L’indeterminatezza, l’identità sfocata, le strutture instabili, i percorsi da ricalcolare: nell’epoca del pianificato, del codificato, della profilazione algoritmica di tutto ciò che può essere ridotto a dato (vale a dire: tutto), ogni incertezza o ambiguità rappresenta un fattore di rischio, un segno distintivo di anomalia e (quindi) di fragilità. Eppure è anche uno degli ultimi sentieri percorribili per definirsi come individuo. Volendo parafrasare il caro vecchio Descartes: sono indeterminato (sfocato, instabile, perciò anomalo e fragile), quindi sono. Le canzoni dei Manuel Pistacchio sembrano muovere appunto da questa strategica (o disperata) indeterminatezza per tracciare un perimetro identitario anomalo, con l’intenzione di raccogliere nel setaccio pagliuzze di essenza. 

Rispetto all’album d’esordio Di primo mattino (2019), il trio è diventato quartetto con l’ingresso di Arianna Pasini (chitarra, tastiere e cori) e del veterano Francesco Giampaoli al basso (già Sacri Cuori) in sostituzione di Matteo Camera. Le coordinate sonore rimangono più o meno le stesse, anche se col nuovo album Scordato Cuore (titolo montaliano dal significato ambivalente, sempre nel segno della suddetta indeterminatezza) tradisce un approccio più sgranato, con l’aspersione di aromi psichedelici, svaporate shoegaze e particelle di cantautorato pop a regalare stratificazioni ulteriori al taglio intimista lo-fi.    

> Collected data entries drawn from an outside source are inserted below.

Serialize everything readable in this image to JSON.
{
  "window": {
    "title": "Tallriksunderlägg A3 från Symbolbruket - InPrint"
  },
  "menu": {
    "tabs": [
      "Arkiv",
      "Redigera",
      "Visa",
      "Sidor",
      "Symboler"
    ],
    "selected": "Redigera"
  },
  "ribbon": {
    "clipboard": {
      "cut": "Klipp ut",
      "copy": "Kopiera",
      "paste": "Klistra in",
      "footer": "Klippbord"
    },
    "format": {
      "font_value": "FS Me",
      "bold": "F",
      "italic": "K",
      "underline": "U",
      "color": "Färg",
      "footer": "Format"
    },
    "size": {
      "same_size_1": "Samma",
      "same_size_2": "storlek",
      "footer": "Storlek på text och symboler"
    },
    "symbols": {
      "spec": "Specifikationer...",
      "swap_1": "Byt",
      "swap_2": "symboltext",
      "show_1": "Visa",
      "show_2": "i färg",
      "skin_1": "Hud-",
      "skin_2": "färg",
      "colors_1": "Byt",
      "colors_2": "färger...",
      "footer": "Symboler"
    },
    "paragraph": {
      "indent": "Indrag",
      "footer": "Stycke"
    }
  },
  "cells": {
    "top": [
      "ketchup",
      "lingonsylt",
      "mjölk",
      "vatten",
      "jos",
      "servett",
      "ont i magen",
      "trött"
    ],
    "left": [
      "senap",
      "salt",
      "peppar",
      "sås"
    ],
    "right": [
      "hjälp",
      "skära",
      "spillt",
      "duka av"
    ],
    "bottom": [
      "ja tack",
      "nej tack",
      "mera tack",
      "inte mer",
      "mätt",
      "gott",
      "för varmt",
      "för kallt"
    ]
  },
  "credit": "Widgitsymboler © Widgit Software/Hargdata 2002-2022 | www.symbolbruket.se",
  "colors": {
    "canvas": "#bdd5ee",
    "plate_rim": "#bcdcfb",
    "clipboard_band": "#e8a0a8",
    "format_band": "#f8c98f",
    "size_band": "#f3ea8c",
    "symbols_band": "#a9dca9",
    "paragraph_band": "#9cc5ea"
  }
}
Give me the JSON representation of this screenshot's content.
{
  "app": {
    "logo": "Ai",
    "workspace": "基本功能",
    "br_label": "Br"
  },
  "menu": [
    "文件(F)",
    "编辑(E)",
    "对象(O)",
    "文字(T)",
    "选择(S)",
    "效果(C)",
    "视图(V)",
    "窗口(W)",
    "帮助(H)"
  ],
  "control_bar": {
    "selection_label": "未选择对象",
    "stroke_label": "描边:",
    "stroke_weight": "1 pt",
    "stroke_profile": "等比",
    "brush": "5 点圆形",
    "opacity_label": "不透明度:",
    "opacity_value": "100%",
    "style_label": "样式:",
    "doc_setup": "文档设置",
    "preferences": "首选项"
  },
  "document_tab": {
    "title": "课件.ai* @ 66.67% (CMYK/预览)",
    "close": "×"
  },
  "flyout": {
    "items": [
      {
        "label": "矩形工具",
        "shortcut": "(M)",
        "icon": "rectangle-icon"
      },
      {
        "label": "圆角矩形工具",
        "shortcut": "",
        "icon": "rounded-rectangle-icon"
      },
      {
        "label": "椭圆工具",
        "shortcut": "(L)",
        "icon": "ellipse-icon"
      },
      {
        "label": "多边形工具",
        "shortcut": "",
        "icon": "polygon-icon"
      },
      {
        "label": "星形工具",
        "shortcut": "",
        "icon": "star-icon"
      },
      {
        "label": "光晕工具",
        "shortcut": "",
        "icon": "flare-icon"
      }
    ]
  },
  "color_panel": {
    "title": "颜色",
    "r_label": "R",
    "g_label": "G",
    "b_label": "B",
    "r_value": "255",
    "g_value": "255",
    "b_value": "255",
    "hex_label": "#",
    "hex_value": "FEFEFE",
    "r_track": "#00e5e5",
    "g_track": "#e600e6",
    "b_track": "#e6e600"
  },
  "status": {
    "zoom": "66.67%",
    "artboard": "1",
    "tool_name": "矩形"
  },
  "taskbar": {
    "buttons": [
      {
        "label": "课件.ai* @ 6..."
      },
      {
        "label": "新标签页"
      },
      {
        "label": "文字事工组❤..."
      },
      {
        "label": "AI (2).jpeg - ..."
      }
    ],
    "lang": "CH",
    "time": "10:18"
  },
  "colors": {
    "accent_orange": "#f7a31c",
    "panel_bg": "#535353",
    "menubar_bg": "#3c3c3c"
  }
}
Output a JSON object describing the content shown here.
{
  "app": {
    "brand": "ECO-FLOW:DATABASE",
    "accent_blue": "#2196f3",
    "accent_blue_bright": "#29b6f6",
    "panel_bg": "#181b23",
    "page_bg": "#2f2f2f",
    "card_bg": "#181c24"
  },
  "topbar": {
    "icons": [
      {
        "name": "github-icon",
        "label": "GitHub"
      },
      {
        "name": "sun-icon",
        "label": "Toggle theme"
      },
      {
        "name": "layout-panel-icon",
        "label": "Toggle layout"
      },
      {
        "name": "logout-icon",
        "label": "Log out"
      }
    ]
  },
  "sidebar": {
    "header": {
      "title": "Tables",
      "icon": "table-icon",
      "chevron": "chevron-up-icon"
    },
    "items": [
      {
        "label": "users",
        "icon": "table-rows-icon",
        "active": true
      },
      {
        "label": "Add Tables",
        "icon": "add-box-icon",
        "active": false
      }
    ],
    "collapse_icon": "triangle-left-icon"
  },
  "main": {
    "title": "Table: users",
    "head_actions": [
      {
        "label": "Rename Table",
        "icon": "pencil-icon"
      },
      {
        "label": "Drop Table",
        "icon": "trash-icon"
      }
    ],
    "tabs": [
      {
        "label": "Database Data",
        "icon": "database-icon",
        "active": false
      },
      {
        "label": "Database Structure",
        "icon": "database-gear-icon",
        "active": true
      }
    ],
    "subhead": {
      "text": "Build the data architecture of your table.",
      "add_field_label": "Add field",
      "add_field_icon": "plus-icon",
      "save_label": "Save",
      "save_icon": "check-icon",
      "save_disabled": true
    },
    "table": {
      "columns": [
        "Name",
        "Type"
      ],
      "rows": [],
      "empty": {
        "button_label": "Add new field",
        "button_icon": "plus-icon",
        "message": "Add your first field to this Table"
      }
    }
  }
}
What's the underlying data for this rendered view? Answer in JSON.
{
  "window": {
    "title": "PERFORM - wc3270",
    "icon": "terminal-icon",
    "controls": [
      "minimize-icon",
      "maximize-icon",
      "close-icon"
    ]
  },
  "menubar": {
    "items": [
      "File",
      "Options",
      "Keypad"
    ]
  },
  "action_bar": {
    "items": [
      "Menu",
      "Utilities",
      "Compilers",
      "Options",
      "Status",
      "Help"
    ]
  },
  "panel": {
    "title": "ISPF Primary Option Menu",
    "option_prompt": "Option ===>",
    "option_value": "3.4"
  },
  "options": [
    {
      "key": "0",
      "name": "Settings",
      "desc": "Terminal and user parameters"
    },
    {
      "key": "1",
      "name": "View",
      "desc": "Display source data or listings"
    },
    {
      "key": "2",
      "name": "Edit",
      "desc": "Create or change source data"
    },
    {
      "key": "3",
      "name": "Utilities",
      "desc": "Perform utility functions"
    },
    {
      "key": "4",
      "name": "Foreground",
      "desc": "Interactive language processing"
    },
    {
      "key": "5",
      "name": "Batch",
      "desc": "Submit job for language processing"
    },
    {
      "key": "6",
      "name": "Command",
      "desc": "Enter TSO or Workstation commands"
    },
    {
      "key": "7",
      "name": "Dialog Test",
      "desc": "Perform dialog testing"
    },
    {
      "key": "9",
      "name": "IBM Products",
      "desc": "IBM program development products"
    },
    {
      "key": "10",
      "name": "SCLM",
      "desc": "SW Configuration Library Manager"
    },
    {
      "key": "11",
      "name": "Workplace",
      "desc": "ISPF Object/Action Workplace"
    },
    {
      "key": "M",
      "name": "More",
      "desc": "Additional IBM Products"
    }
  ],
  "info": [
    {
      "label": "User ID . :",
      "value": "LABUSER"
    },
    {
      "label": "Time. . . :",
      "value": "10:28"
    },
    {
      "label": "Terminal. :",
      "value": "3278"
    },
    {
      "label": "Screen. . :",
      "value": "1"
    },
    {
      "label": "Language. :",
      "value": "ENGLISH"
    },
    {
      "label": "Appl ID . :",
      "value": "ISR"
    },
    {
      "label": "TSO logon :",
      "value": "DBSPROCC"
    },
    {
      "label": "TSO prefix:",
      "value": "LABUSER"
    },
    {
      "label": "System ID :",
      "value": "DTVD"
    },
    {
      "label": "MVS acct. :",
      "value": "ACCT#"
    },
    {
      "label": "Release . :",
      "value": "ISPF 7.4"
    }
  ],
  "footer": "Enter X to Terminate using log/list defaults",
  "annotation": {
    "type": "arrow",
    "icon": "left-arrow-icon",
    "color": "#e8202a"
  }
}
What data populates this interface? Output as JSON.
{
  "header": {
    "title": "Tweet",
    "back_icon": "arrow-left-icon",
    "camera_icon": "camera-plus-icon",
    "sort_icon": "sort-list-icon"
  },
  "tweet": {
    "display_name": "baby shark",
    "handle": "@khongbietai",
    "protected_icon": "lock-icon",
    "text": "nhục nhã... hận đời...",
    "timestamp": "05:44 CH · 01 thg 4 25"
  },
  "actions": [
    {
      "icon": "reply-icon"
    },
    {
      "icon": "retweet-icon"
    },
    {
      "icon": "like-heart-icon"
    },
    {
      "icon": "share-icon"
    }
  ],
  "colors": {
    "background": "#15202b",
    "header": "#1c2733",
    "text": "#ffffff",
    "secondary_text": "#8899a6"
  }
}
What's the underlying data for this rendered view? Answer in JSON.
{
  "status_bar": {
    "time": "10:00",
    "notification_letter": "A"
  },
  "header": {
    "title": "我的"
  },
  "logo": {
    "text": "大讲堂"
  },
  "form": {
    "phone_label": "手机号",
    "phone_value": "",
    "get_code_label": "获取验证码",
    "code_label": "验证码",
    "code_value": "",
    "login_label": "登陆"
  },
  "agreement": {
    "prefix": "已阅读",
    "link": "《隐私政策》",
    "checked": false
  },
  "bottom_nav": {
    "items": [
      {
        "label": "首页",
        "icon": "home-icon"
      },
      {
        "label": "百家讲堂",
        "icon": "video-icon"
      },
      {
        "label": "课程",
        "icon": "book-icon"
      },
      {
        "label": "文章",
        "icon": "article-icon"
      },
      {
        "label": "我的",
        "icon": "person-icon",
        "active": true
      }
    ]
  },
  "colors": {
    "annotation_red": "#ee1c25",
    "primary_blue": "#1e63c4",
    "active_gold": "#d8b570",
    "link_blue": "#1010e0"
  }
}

Otto canzoni, quindi, che sembrano uscite dal cassetto dei rimasugli, nel quale hanno covato un senso riparato e storto, lievitato nel buio di un isolamento amniotico e quindi, una volta allo scoperto, impazzito di luce. Canzoncine anomale che adesso ammaliano e l’attimo dopo disturbano, piccoli marchingegni senza importanza che penetrano i pori e te li ritrovi tra un pensiero e l’altro impegnati a inceppare la consuetudine. Si parte con l’intruglio stropicciato di chitarre, tastiere e voce di Contaminazione, col suo incedere blando in un rapimento abbacinato che s’incendia noise, e si finisce a galleggiare nel brodo di memoria e suggestioni latine di Vibra ancora, tra vibrafoni incrinati e coretti femminili, sulla scia di un’ebbrezza esotica che suggerisce vie futuribili alla nostalgia.

Nel mezzo, in un lavoro che non raggiunge la mezz’ora di durata complessiva, le coordinate sventolano abbacinate e stridenti, ora congetturando un folk bucolico e radioattivo da far pensare a una versione naif di Cristiano Godano (Compleanno), ora finendo preda di un’allucinazione electro-wave dai fili sbucciati (Primo mattino, tipo una jam tra Suicide e New Order sognata dal primo Bugo), ora ciondolando tra languori 70s con una strizzatina d’occhio ai Coldplay di Yellow (Oceano), poi ancora sprimacciando wave minimale tra Garbo e i Cure (Giovane Arold) o gettando uno sguardo obliquo/liquido sulle relazioni tipo un Fiumani dal passo lubrificato Enzo Carella (Amicizia), infine abbandonandosi a un cantautorato folk impollinato di ghirigori sintetici e pennellate acide 70s come una polaroid Mario Castelnuovo scontornata da Flavio Giurato (Aria fresca).

Ribadisco: è una calligrafia di piccole cose, non propriamente indispensabili. Eppure incontrarle somiglia al bozzolo di un’epifania. Come quando respiri l’aria rimasta chiusa in un cassetto pieno di oggetti che conosci, che riconosci, ma di cui hai scordato (appunto) il nome.